I’m over 50 and have the old belief that paying for services is a good thing. I realize that today the expectation is all Internet services should be mostly free and provide premium characteristics to all users and corporate competitors. ISPs should stop offering a high quality services that distinguishes them from their competitors. And if they develop something that distinguished them from a competitor, then it must also be given away to competitors for “fairness” sake. ISP have fallen into traits that lead to the sin of profit, employment, and advancement through research! They must be stopped, become completely neutral (neutered?)
Missing The Point
The purpose of Net Neutrality legislation is not to take control over the Internet, it's to prevent Telcos from turning the Internet into the only medium they understand: a value-add medium. You get what they allow you to have, when they allow you to have it, and for the price they tell you to pay.

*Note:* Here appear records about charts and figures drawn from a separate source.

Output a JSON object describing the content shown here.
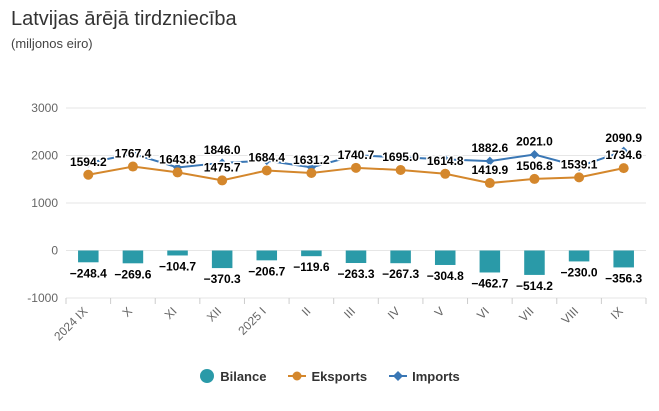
{
  "chart_data": {
    "type": "bar+line",
    "title": "Latvijas ārējā tirdzniecība",
    "subtitle": "(miljonos eiro)",
    "categories": [
      "2024 IX",
      "X",
      "XI",
      "XII",
      "2025 I",
      "II",
      "III",
      "IV",
      "V",
      "VI",
      "VII",
      "VIII",
      "IX"
    ],
    "ylim": [
      -1000,
      3000
    ],
    "yticks": [
      -1000,
      0,
      1000,
      2000,
      3000
    ],
    "series": [
      {
        "name": "Bilance",
        "type": "bar",
        "color": "#2a9aa8",
        "values": [
          -248.4,
          -269.6,
          -104.7,
          -370.3,
          -206.7,
          -119.6,
          -263.3,
          -267.3,
          -304.8,
          -462.7,
          -514.2,
          -230.0,
          -356.3
        ],
        "labels": [
          "−248.4",
          "−269.6",
          "−104.7",
          "−370.3",
          "−206.7",
          "−119.6",
          "−263.3",
          "−267.3",
          "−304.8",
          "−462.7",
          "−514.2",
          "−230.0",
          "−356.3"
        ]
      },
      {
        "name": "Eksports",
        "type": "line",
        "color": "#d4872c",
        "values": [
          1594.2,
          1767.4,
          1643.8,
          1475.7,
          1684.4,
          1631.2,
          1740.7,
          1695.0,
          1614.8,
          1419.9,
          1506.8,
          1539.1,
          1734.6
        ],
        "labels": [
          "1594.2",
          "1767.4",
          "1643.8",
          "1475.7",
          "1684.4",
          "1631.2",
          "1740.7",
          "1695.0",
          "1614.8",
          "1419.9",
          "1506.8",
          "1539.1",
          "1734.6"
        ]
      },
      {
        "name": "Imports",
        "type": "line",
        "color": "#3a77b5",
        "values": [
          1842.6,
          2037.0,
          1748.5,
          1846.0,
          1891.1,
          1750.8,
          2004.0,
          1962.3,
          1919.6,
          1882.6,
          2021.0,
          1769.1,
          2090.9
        ],
        "labels": [
          "",
          "",
          "",
          "1846.0",
          "",
          "",
          "",
          "",
          "",
          "1882.6",
          "2021.0",
          "",
          "2090.9"
        ]
      }
    ]
  }
}
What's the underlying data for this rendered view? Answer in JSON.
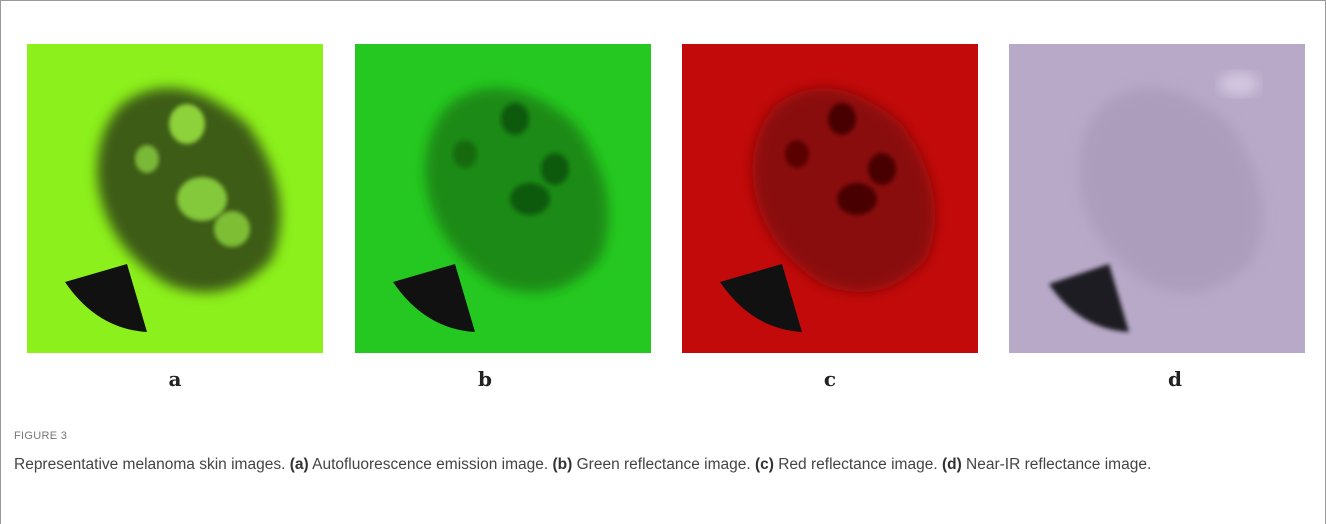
{
  "figure": {
    "panels": [
      {
        "label": "a"
      },
      {
        "label": "b"
      },
      {
        "label": "c"
      },
      {
        "label": "d"
      }
    ],
    "label": "FIGURE 3",
    "caption": {
      "intro": "Representative melanoma skin images.",
      "items": [
        {
          "tag": "(a)",
          "text": "Autofluorescence emission image."
        },
        {
          "tag": "(b)",
          "text": "Green reflectance image."
        },
        {
          "tag": "(c)",
          "text": "Red reflectance image."
        },
        {
          "tag": "(d)",
          "text": "Near-IR reflectance image."
        }
      ]
    }
  }
}
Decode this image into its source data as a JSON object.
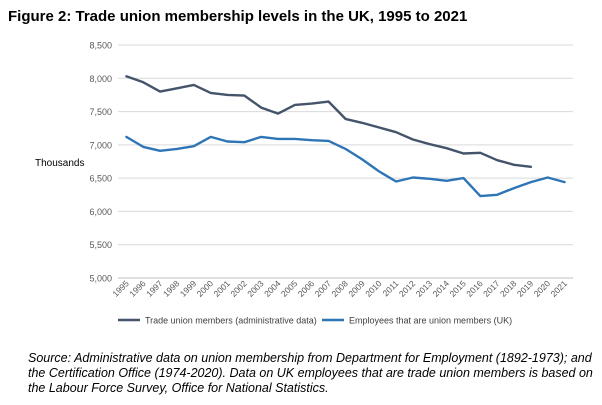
{
  "chart_data": {
    "type": "line",
    "title": "Figure 2: Trade union membership levels in the UK, 1995 to 2021",
    "xlabel": "",
    "ylabel": "Thousands",
    "ylim": [
      5000,
      8500
    ],
    "y_ticks": [
      5000,
      5500,
      6000,
      6500,
      7000,
      7500,
      8000,
      8500
    ],
    "y_tick_labels": [
      "5,000",
      "5,500",
      "6,000",
      "6,500",
      "7,000",
      "7,500",
      "8,000",
      "8,500"
    ],
    "x": [
      1995,
      1996,
      1997,
      1998,
      1999,
      2000,
      2001,
      2002,
      2003,
      2004,
      2005,
      2006,
      2007,
      2008,
      2009,
      2010,
      2011,
      2012,
      2013,
      2014,
      2015,
      2016,
      2017,
      2018,
      2019,
      2020,
      2021
    ],
    "grid": true,
    "legend": "bottom",
    "series": [
      {
        "name": "Trade union members (administrative data)",
        "color": "#44546a",
        "values": [
          8030,
          7940,
          7800,
          7850,
          7900,
          7780,
          7750,
          7740,
          7560,
          7470,
          7600,
          7620,
          7650,
          7390,
          7330,
          7260,
          7190,
          7080,
          7010,
          6950,
          6870,
          6880,
          6770,
          6700,
          6670,
          null,
          null
        ]
      },
      {
        "name": "Employees that are union members (UK)",
        "color": "#2e75b6",
        "values": [
          7120,
          6970,
          6910,
          6940,
          6980,
          7120,
          7050,
          7040,
          7120,
          7090,
          7090,
          7070,
          7060,
          6940,
          6780,
          6600,
          6450,
          6510,
          6490,
          6460,
          6500,
          6230,
          6250,
          6350,
          6440,
          6510,
          6440
        ]
      }
    ]
  },
  "source_note": "Source: Administrative data on union membership from Department for Employment (1892-1973); and the Certification Office (1974-2020). Data on UK employees that are trade union members is based on the Labour Force Survey, Office for National Statistics."
}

Basic package gets you Yahoo, MSN, and Wikipedia. - $49.95
Plus package gets you that plus Google, Blogger, Myspace, and Facebook - $79.95
Super package gets you all that plus instant messaging, email, chatrooms, and YouTube - $129.95
For $69.95 a month extra, you can have adult sites as well.
Don't let these scumbags turn the Internet into Cable Television. The Internet doesn't need "channels", or "pay per view". If the telcos get their way, that's what it will be. Maybe not immediately, but the groundwork is already in place. It would only be a matter of time, and the Internet as we know it, and DEPEND on it... would cease to exist.

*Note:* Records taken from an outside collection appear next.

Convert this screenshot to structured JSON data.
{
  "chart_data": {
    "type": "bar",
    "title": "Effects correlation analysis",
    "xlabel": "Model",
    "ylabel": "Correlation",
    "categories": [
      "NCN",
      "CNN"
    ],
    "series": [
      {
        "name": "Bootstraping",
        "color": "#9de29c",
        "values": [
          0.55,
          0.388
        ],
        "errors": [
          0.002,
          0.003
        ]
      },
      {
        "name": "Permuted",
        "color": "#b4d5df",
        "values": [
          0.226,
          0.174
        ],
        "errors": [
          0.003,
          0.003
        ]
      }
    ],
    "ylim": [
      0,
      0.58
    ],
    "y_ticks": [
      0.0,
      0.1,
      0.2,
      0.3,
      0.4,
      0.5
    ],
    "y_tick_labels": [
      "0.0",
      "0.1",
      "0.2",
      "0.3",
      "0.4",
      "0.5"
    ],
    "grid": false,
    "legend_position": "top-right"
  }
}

They will cease to peer with smaller independent ISPs - they offer the whole Internet for a low price, and that's bad for business. If they cut them off, they have nothing to offer, and they go away forever.
Are you beginning to understand why this is so important? It's not about restricting them from charging for premium service - it's about preventing them from overcharging for every single "feature" possible.

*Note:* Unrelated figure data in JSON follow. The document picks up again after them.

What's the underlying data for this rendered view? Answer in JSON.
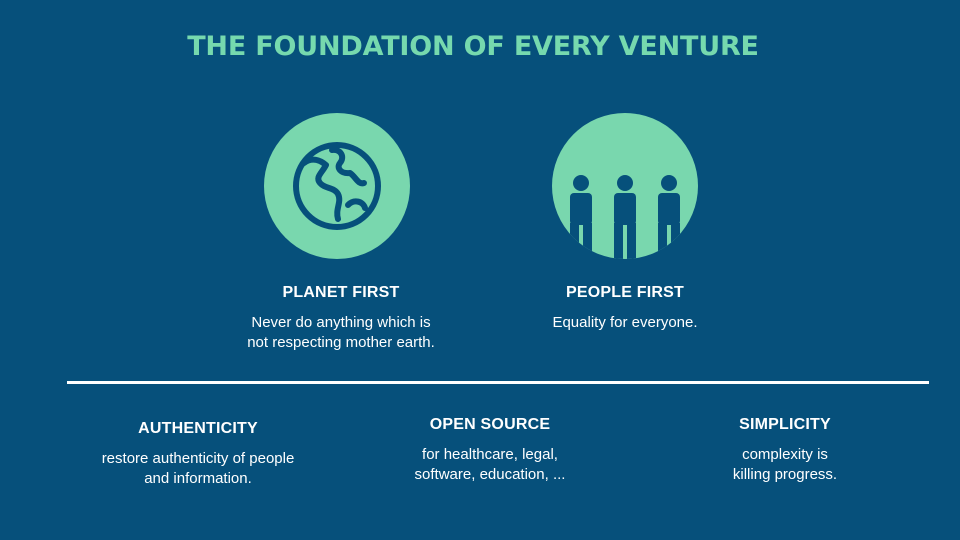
{
  "slide": {
    "title": "THE FOUNDATION OF EVERY VENTURE",
    "colors": {
      "background": "#06507b",
      "accent": "#79d7ae",
      "text": "#ffffff"
    }
  },
  "top_pillars": [
    {
      "icon": "globe-icon",
      "heading": "PLANET FIRST",
      "description": "Never do anything which is\nnot respecting mother earth."
    },
    {
      "icon": "people-icon",
      "heading": "PEOPLE FIRST",
      "description": "Equality for everyone."
    }
  ],
  "bottom_pillars": [
    {
      "heading": "AUTHENTICITY",
      "description": "restore authenticity of people\nand information."
    },
    {
      "heading": "OPEN SOURCE",
      "description": "for healthcare, legal,\nsoftware, education, ..."
    },
    {
      "heading": "SIMPLICITY",
      "description": "complexity is\nkilling progress."
    }
  ]
}
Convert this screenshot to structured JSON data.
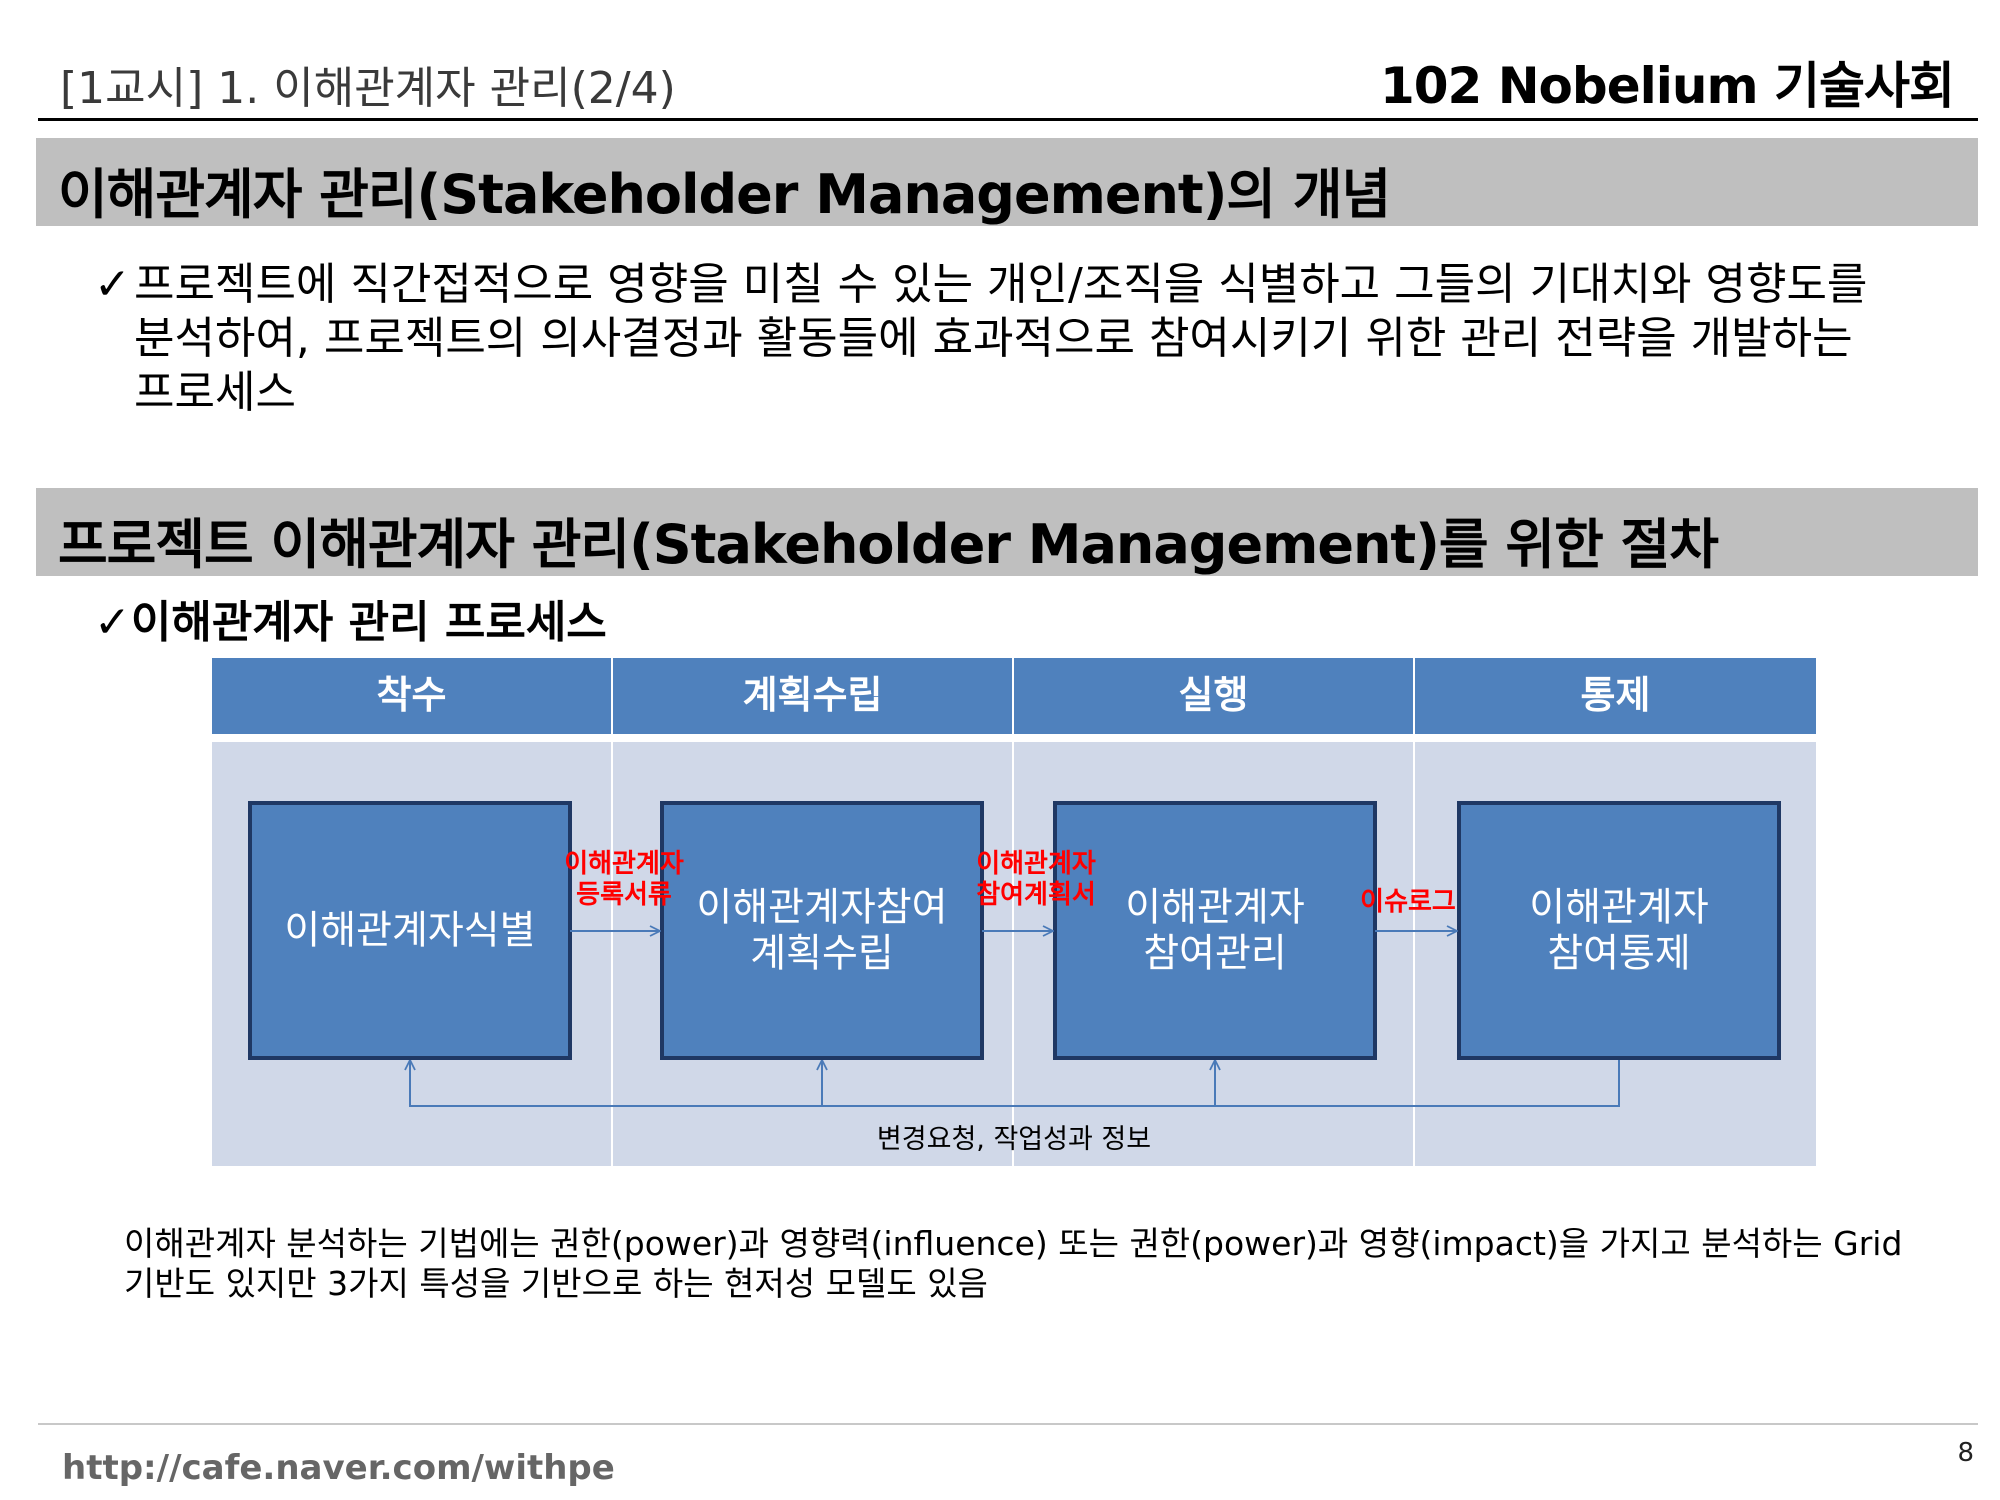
{
  "header": {
    "left_title": "[1교시] 1. 이해관계자 관리(2/4)",
    "right_title": "102 Nobelium 기술사회"
  },
  "section1": {
    "title": "이해관계자 관리(Stakeholder Management)의 개념",
    "bullet_mark": "✓",
    "body": "프로젝트에 직간접적으로 영향을 미칠 수 있는 개인/조직을 식별하고 그들의 기대치와 영향도를 분석하여, 프로젝트의 의사결정과 활동들에 효과적으로 참여시키기 위한 관리 전략을 개발하는 프로세스"
  },
  "section2": {
    "title": "프로젝트 이해관계자 관리(Stakeholder Management)를 위한 절차",
    "sub_heading": "✓이해관계자 관리 프로세스"
  },
  "diagram": {
    "phases": [
      "착수",
      "계획수립",
      "실행",
      "통제"
    ],
    "boxes": [
      {
        "lines": [
          "이해관계자식별"
        ]
      },
      {
        "lines": [
          "이해관계자참여",
          "계획수립"
        ]
      },
      {
        "lines": [
          "이해관계자",
          "참여관리"
        ]
      },
      {
        "lines": [
          "이해관계자",
          "참여통제"
        ]
      }
    ],
    "arrow_labels": [
      {
        "lines": [
          "이해관계자",
          "등록서류"
        ]
      },
      {
        "lines": [
          "이해관계자",
          "참여계획서"
        ]
      },
      {
        "lines": [
          "이슈로그"
        ]
      }
    ],
    "feedback_label": "변경요청, 작업성과 정보",
    "colors": {
      "phase_header": "#4f81bd",
      "phase_body": "#d0d8e8",
      "box_fill": "#4f81bd",
      "box_border": "#1f3864",
      "arrow_line": "#4a7ab8",
      "arrow_label": "#ff0000"
    }
  },
  "note": {
    "text": "이해관계자 분석하는 기법에는 권한(power)과 영향력(influence) 또는 권한(power)과 영향(impact)을 가지고 분석하는 Grid 기반도 있지만 3가지 특성을 기반으로 하는 현저성 모델도 있음"
  },
  "footer": {
    "url": "http://cafe.naver.com/withpe",
    "page": "8"
  }
}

When you pay your ISP their monthly bill, you're paying for an uplink to the Internet. What you do with that is your business - NOT your ISP's. They have no right to say "well, if you want access to Hulu, you have to pay an extra $24.95 a month". Of course they want to be able to do that, because Hulu competes directly with their "On-Demand" crap.
Do you really think your ISP treats your VoIP packets with a higher priority than someone's 5GB torrent? I consistently achieve my maximum available bandwidth while downloading torrents. And you know what? The "digital phone" which we pay $29.95 a month for doesn't work too well if I've got something downloading. Skype works great, though.
The problem here is that the delivery of Internet services is being handled by corporations who never should have been involved with data to begin with, over infrastructure that was never meant to transmit data to begin with. Rather than building new parallel infrastructure to deal with the special needs of network data transmission, the major Telcos instead whined about bandwidth usage and BitTorrent and YouTube.
They even received Federal money to build vast fiber networks to "upgrade the Internet". Where did that go? Seems to me like it was pocketed rather than invested.
Don't allow these scumbags to say "no fair!" when their entire business model's foundation is built on cheating and fleecing the consumer.
I am by no means a "liberal", but anyone knows right from wrong. John McCain is a dumb old geezer who doesn't know an ethernet jack from a liver spot, and he has absolutely no business determining the future of the very backbone of modern business and communications.
This is too important to allow a bunch of braindead big-business fluffers to touch.